Als Alzinde, die Königin des Diamantenreiches, Nachricht vom Schlachtensieg ihres Gemahls erhält, lässt sie aus Dankbarkeit dafür den Tempel des Dämons Moisasur zerstören und an seiner Stelle einen Tempel der Tugend errichten. Erzürnt darüber verflucht Moisasur das Reich und seine Königin:

„Dein Volk, die Diener deines Hofs, wem Blut nur in den Adern kreist, Mensch oder Tier, das steh' erstarrt und wandle sich in Stein!“ (Erster Aufzug, dritte Szene)[4]

Alzinde selbst wird in ein altes Weib verwandelt und in ein fernes Land verbannt. Der Fluch kann nur beendet werden, wenn sie in den Armen des Todes Freudentränen weint.
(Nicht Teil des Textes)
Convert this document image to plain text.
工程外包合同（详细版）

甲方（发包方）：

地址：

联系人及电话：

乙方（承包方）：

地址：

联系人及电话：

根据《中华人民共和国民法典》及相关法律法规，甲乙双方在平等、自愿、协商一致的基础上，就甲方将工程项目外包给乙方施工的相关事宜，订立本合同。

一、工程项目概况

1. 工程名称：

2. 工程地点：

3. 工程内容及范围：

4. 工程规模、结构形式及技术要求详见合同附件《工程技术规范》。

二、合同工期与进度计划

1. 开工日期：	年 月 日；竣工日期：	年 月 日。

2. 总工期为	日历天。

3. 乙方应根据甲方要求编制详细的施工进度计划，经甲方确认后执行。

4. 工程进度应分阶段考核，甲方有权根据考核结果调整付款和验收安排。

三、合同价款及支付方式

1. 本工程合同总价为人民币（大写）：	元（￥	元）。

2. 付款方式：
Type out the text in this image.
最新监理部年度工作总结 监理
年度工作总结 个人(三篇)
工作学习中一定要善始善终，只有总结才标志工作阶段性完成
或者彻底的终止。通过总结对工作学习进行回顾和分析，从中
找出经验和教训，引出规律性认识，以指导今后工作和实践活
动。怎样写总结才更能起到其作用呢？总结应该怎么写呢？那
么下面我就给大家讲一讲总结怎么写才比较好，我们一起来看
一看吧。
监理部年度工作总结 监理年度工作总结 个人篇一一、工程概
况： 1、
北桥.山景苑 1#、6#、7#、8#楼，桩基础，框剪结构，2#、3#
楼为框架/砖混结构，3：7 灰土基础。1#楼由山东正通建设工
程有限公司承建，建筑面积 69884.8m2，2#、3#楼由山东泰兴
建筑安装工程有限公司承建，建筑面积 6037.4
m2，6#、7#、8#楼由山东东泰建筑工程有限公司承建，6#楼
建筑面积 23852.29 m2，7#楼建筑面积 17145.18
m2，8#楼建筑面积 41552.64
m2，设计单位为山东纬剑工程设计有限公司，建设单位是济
Alzinde findet sich auf einer Alpe wieder, wo Gluthahns Besitz liegt. Sein Weib Trautel quält er mit Grobheit („Vor dreißig Jahren hat s' mich einmal um fünf Gulden betrogen, das vergiß ich ihr noch nicht.“), er verweigert ihr trotz schwerer Krankheit die Hilfe des Baders. Als Alzinde in der Gestalt des alten Weibes kommt, verjagt er sie brutal von seinem Hof:

„Was unterstehst du dich, an meiner Tür willst du da sterben? A solche Ungelegenheit, daß ich dich noch begraben lassen könnt'; gehst hinunter übern Berg und schaust dich im ein Platzel um, wost' hinwerden kannst.“ (Erster Aufzug, neunte Szene)[5]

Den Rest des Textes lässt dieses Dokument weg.